Another important finding is that elevated ATOX1 expression selectively correlates with poor survival for breast cancer stages 1 and 2, but not for stage 3. Likely, because stage 3 tumors have already spread, ATOX1 may not be of importance. In addition, at stage 3, the expression level of ATOX1 is higher on average than in stages 1 and 2 (p = 0.037) (Fig. S7). Thus, variations between high and low levels may not matter at stage 3 as they may always be above a threshold. Notably, for stage 4, which lacked sufficient data for making a survival plot, the ATOX1 level appears even higher (Fig. S7). The role of ATOX1 in metastasis is further supported by the observation of increased ATOX1 levels in lymph node-positive tumors and the fact that there is a correlation between presence of positive lymph nodes and worse patient prognosis (Tables S1, 2).

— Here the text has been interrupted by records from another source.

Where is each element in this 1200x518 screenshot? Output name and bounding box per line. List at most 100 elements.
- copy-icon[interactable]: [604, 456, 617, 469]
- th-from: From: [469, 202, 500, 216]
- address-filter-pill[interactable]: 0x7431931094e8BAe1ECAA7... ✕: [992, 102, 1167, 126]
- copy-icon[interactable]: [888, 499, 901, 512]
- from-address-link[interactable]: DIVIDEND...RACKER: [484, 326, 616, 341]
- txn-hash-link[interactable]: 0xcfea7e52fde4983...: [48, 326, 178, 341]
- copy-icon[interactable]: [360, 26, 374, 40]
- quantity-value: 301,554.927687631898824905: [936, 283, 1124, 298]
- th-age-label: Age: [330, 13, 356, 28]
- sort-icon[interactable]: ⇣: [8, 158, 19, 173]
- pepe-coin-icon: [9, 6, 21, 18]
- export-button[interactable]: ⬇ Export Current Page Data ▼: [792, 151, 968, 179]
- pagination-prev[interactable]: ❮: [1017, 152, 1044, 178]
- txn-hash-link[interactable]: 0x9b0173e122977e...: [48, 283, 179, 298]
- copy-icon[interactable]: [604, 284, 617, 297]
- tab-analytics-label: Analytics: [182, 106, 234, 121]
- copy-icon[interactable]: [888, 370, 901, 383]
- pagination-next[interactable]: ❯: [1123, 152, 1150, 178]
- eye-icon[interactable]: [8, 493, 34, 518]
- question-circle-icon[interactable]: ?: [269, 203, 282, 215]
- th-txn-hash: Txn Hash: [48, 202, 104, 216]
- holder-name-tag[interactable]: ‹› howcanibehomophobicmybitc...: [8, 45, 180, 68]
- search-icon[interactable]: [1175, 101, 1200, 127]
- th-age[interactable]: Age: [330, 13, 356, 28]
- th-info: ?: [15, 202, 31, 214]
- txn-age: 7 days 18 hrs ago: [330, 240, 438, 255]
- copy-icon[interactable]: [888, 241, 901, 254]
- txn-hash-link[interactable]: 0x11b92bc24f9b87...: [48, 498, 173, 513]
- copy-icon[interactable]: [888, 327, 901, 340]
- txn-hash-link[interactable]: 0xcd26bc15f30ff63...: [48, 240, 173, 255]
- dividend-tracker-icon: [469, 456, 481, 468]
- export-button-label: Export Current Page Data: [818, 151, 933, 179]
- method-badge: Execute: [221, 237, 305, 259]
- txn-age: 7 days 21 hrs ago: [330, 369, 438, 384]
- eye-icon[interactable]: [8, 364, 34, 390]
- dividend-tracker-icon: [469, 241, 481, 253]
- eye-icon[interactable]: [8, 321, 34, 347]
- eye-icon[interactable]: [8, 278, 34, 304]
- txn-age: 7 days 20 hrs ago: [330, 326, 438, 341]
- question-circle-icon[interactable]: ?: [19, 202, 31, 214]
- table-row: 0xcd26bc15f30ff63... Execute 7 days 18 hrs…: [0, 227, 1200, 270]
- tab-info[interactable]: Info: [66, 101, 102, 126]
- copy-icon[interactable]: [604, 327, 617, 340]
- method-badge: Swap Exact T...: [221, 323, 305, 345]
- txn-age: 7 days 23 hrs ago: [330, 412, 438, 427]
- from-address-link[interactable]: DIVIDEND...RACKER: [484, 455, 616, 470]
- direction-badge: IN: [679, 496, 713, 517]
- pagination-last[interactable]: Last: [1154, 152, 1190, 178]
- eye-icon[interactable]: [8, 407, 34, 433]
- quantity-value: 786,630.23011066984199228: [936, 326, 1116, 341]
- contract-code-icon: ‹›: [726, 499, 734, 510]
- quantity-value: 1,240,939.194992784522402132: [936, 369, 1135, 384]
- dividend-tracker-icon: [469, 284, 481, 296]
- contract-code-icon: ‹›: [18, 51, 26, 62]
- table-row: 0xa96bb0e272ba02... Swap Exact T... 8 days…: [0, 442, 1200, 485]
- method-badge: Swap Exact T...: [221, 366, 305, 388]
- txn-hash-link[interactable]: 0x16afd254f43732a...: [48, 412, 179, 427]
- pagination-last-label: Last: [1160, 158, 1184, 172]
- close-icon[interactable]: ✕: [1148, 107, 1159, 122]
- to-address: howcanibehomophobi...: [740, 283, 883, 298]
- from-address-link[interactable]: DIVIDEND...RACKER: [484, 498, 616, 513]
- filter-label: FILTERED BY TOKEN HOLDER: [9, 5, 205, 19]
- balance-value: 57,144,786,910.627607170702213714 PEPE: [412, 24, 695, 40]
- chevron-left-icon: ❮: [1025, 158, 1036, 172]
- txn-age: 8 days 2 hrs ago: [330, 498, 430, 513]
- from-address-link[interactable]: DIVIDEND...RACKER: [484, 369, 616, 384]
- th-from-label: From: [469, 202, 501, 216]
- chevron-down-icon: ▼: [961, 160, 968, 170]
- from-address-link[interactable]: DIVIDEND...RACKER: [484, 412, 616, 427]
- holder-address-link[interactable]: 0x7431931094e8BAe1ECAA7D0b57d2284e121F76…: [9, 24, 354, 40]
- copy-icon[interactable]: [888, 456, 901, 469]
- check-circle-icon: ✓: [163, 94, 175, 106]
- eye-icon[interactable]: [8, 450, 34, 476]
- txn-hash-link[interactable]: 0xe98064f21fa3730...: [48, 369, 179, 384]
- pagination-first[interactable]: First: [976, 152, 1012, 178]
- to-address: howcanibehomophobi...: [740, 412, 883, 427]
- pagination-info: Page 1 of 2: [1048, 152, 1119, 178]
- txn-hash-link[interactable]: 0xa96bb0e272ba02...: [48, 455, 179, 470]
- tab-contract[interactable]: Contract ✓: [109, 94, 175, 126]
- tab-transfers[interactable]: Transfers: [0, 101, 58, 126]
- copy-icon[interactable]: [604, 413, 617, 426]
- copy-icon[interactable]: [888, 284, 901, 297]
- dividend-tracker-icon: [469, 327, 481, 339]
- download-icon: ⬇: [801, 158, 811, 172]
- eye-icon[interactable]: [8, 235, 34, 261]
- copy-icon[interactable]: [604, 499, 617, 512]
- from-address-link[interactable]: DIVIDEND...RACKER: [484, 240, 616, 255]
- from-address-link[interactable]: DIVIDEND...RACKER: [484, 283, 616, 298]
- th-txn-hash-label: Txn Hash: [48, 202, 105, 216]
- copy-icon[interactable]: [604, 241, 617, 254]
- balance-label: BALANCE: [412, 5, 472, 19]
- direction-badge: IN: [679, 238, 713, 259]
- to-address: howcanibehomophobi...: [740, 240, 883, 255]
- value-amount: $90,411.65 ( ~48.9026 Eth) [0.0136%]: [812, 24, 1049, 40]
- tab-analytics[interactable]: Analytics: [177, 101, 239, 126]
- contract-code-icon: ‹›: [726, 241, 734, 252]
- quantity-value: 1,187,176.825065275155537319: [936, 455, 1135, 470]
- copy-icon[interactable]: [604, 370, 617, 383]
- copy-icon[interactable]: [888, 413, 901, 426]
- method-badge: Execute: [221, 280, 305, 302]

Taken together, our data indicate that the ATOX1 expression level can be used as a biomarker in early stages of breast cancer, whereby high ATOX1 levels correlate with worse survival prognosis in Luminal A, Luminal B and Normal-like (and Claudin low when considering OS data) tumors. In such cases, Cu chelation therapy may be helpful to patients to prolong their lives. Further molecular-mechanistic studies of the underlying pathways, which result in ATOX1 expression levels being correlated with breast cancer patient survival, may allow for the discovery of new cancer drug targets.